Correlation Between Strauss and Spuntech
Can any of the company-specific risk be diversified away by investing in both Strauss and Spuntech at the same time? Although using a correlation coefficient on its own may not help to predict future stock returns, this module helps to understand the diversifiable risk of combining Strauss and Spuntech into the same portfolio, which is an essential part of the fundamental portfolio management process.
By analyzing existing cross correlation between Strauss Group and Spuntech, you can compare the effects of market volatilities on Strauss and Spuntech and check how they will diversify away market risk if combined in the same portfolio for a given time horizon. You can also utilize pair trading strategies of matching a long position in Strauss with a short position of Spuntech. Check out your portfolio center. Please also check ongoing floating volatility patterns of Strauss and Spuntech.

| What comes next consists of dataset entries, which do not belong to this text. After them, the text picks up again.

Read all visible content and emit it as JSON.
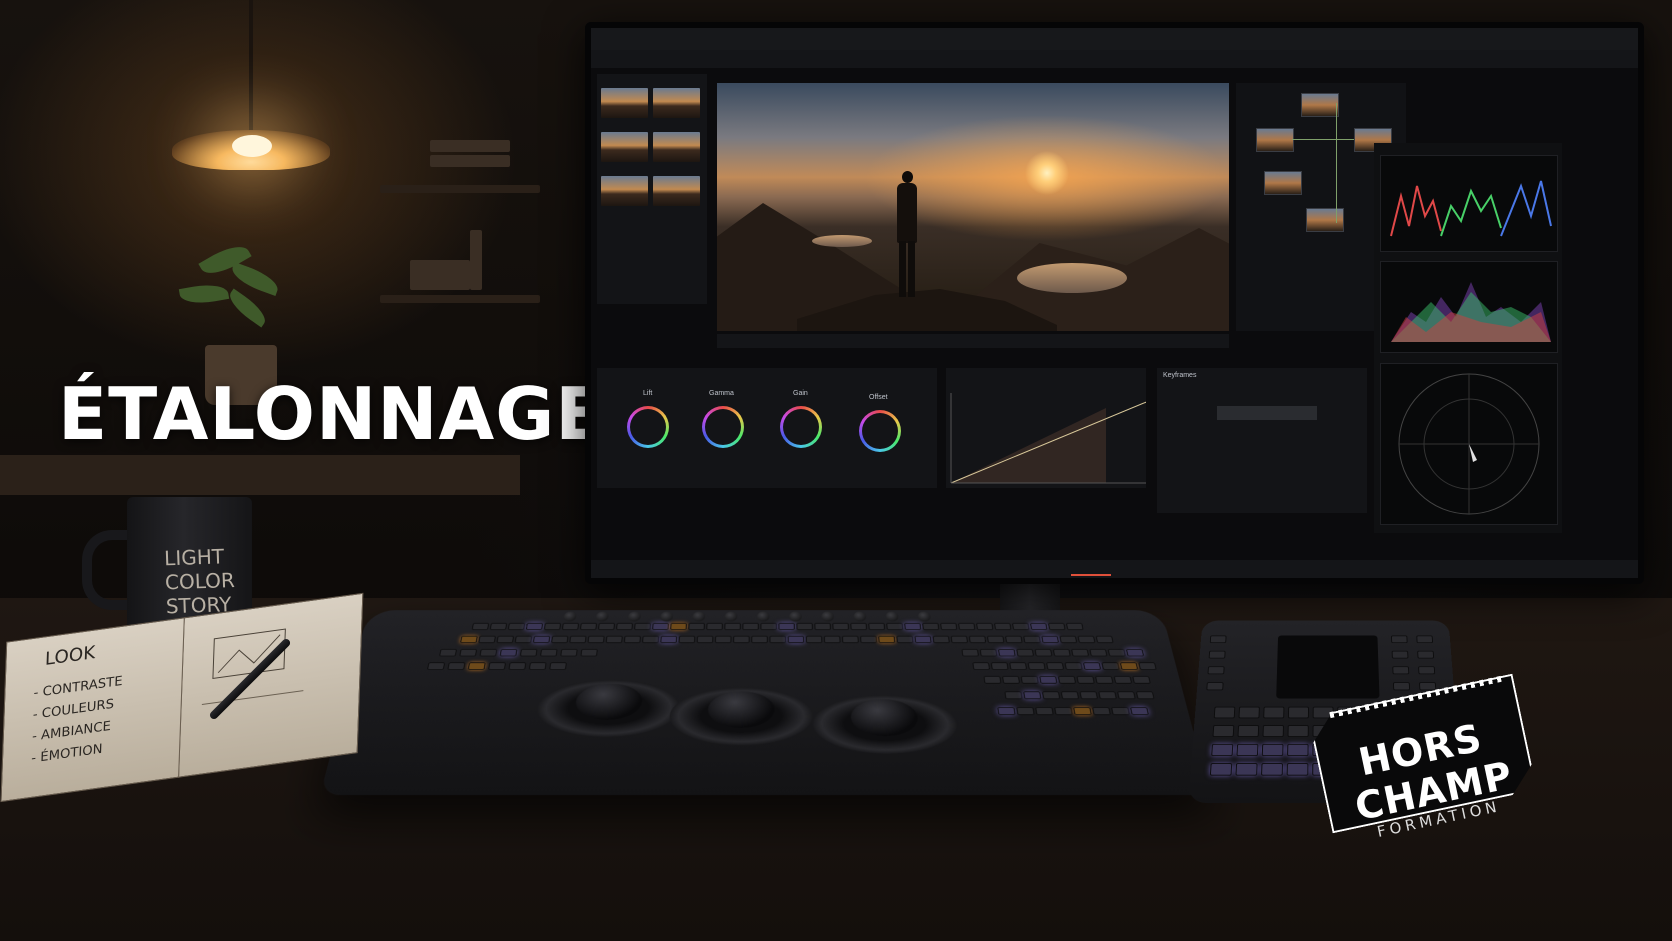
{
  "headline": "ÉTALONNAGE",
  "mug": {
    "lines": [
      "LIGHT",
      "COLOR",
      "STORY"
    ]
  },
  "notebook": {
    "heading": "LOOK",
    "items": [
      "- CONTRASTE",
      "- COULEURS",
      "- AMBIANCE",
      "- ÉMOTION"
    ]
  },
  "logo": {
    "line1": "HORS",
    "line2": "CHAMP",
    "line3": "FORMATION"
  },
  "app": {
    "primaries": {
      "wheels": [
        {
          "label": "Lift"
        },
        {
          "label": "Gamma"
        },
        {
          "label": "Gain"
        },
        {
          "label": "Offset"
        }
      ]
    },
    "keyframes_title": "Keyframes"
  },
  "colors": {
    "accent": "#e0503a",
    "title_text": "#ffffff"
  }
}
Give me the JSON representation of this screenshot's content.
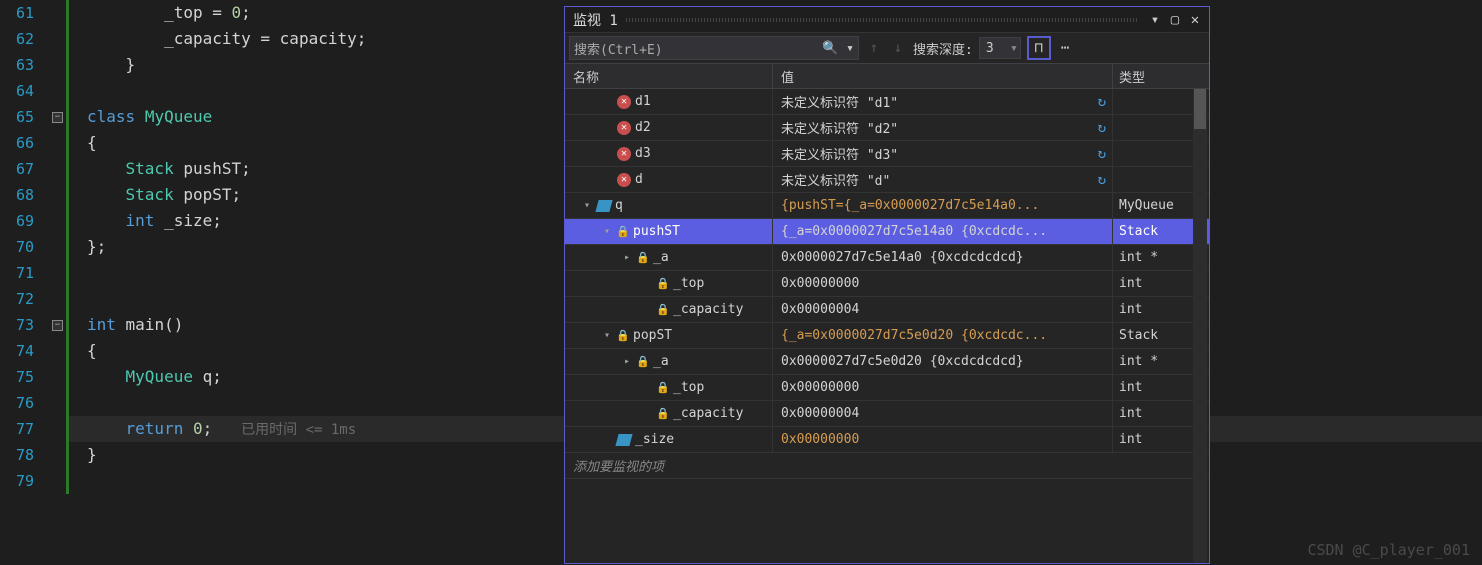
{
  "editor": {
    "lines": [
      {
        "n": "61",
        "code": "        _top = 0;"
      },
      {
        "n": "62",
        "code": "        _capacity = capacity;"
      },
      {
        "n": "63",
        "code": "    }"
      },
      {
        "n": "64",
        "code": ""
      },
      {
        "n": "65",
        "code": "class MyQueue",
        "collapse": true
      },
      {
        "n": "66",
        "code": "{"
      },
      {
        "n": "67",
        "code": "    Stack pushST;"
      },
      {
        "n": "68",
        "code": "    Stack popST;"
      },
      {
        "n": "69",
        "code": "    int _size;"
      },
      {
        "n": "70",
        "code": "};"
      },
      {
        "n": "71",
        "code": ""
      },
      {
        "n": "72",
        "code": ""
      },
      {
        "n": "73",
        "code": "int main()",
        "collapse": true
      },
      {
        "n": "74",
        "code": "{"
      },
      {
        "n": "75",
        "code": "    MyQueue q;"
      },
      {
        "n": "76",
        "code": ""
      },
      {
        "n": "77",
        "code": "    return 0;",
        "current": true,
        "elapsed": "已用时间 <= 1ms"
      },
      {
        "n": "78",
        "code": "}"
      },
      {
        "n": "79",
        "code": ""
      }
    ]
  },
  "watch": {
    "title": "监视 1",
    "search_placeholder": "搜索(Ctrl+E)",
    "depth_label": "搜索深度:",
    "depth_value": "3",
    "columns": {
      "name": "名称",
      "value": "值",
      "type": "类型"
    },
    "add_prompt": "添加要监视的项",
    "rows": [
      {
        "indent": 1,
        "icon": "err",
        "name": "d1",
        "value": "未定义标识符 \"d1\"",
        "type": "",
        "refresh": true
      },
      {
        "indent": 1,
        "icon": "err",
        "name": "d2",
        "value": "未定义标识符 \"d2\"",
        "type": "",
        "refresh": true
      },
      {
        "indent": 1,
        "icon": "err",
        "name": "d3",
        "value": "未定义标识符 \"d3\"",
        "type": "",
        "refresh": true
      },
      {
        "indent": 1,
        "icon": "err",
        "name": "d",
        "value": "未定义标识符 \"d\"",
        "type": "",
        "refresh": true
      },
      {
        "indent": 0,
        "expander": "down",
        "icon": "obj",
        "name": "q",
        "value": "{pushST={_a=0x0000027d7c5e14a0...",
        "type": "MyQueue",
        "vclass": "warn"
      },
      {
        "indent": 1,
        "expander": "down",
        "icon": "lock",
        "name": "pushST",
        "value": "{_a=0x0000027d7c5e14a0 {0xcdcdc...",
        "type": "Stack",
        "selected": true
      },
      {
        "indent": 2,
        "expander": "right",
        "icon": "lock",
        "name": "_a",
        "value": "0x0000027d7c5e14a0 {0xcdcdcdcd}",
        "type": "int *"
      },
      {
        "indent": 3,
        "icon": "lock",
        "name": "_top",
        "value": "0x00000000",
        "type": "int"
      },
      {
        "indent": 3,
        "icon": "lock",
        "name": "_capacity",
        "value": "0x00000004",
        "type": "int"
      },
      {
        "indent": 1,
        "expander": "down",
        "icon": "lock",
        "name": "popST",
        "value": "{_a=0x0000027d7c5e0d20 {0xcdcdc...",
        "type": "Stack",
        "vclass": "warn"
      },
      {
        "indent": 2,
        "expander": "right",
        "icon": "lock",
        "name": "_a",
        "value": "0x0000027d7c5e0d20 {0xcdcdcdcd}",
        "type": "int *"
      },
      {
        "indent": 3,
        "icon": "lock",
        "name": "_top",
        "value": "0x00000000",
        "type": "int"
      },
      {
        "indent": 3,
        "icon": "lock",
        "name": "_capacity",
        "value": "0x00000004",
        "type": "int"
      },
      {
        "indent": 1,
        "icon": "obj",
        "name": "_size",
        "value": "0x00000000",
        "type": "int",
        "vclass": "warn"
      }
    ]
  },
  "watermark": "CSDN @C_player_001"
}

Diversification Opportunities for Strauss and Spuntech
Pay attention - limited upside
The 3 months correlation between Strauss and Spuntech is 0.0. Overlapping area represents the amount of risk that can be diversified away by holding Strauss Group and Spuntech in the same portfolio, assuming nothing else is changed. The correlation between historical prices or returns on Spuntech and Strauss is a relative statistical measure of the degree to which these equity instruments tend to move together. The correlation coefficient measures the extent to which returns on Strauss Group are associated (or correlated) with Spuntech. Values of the correlation coefficient range from -1 to +1, where. The correlation of zero (0) is possible when the price movement of Spuntech has no effect on the direction of Strauss i.e., Strauss and Spuntech go up and down completely randomly.
Pair Corralation between Strauss and Spuntech
Assuming the 90 days trading horizon Strauss Group is expected to under-perform the Spuntech. But the stock apears to be less risky and, when comparing its historical volatility, Strauss Group is 3.39 times less risky than Spuntech. The stock trades about -0.15 of its potential returns per unit of risk. The Spuntech is currently generating about 0.05 of returns per unit of risk over similar time horizon. If you would invest 41,360 in Spuntech on October 7, 2024 and sell it today you would earn a total of 870.00 from holding Spuntech or generate 2.1% return on investment over 90 days.
Time Period | 3 Months [change] |
Direction | Flat |
Strength | Insignificant |
Accuracy | 100.0% |
Values | Daily Returns |
Strauss Group vs. Spuntech
Performance |
Timeline |
Strauss Group |
Spuntech |
Strauss and Spuntech Volatility Contrast
Predicted Return Density |
Returns |
Pair Trading with Strauss and Spuntech
The main advantage of trading using opposite Strauss and Spuntech positions is that it hedges away some unsystematic risk. Because of two separate transactions, even if Strauss position performs unexpectedly, Spuntech can make up some of the losses. Pair trading also minimizes risk from directional movements in the market. For example, if an entire industry or sector drops because of unexpected headlines, the short position in Spuntech will offset losses from the drop in Spuntech's long position.Strauss vs. Shufersal | Strauss vs. Israel Discount Bank | Strauss vs. Bank Leumi Le Israel | Strauss vs. Azrieli Group |
Spuntech vs. Neto ME Holdings | Spuntech vs. Aryt Industries | Spuntech vs. Kerur Holdings | Spuntech vs. Scope Metals Group |
Check out your portfolio center.Note that this page's information should be used as a complementary analysis to find the right mix of equity instruments to add to your existing portfolios or create a brand new portfolio. You can also try the Risk-Return Analysis module to view associations between returns expected from investment and the risk you assume.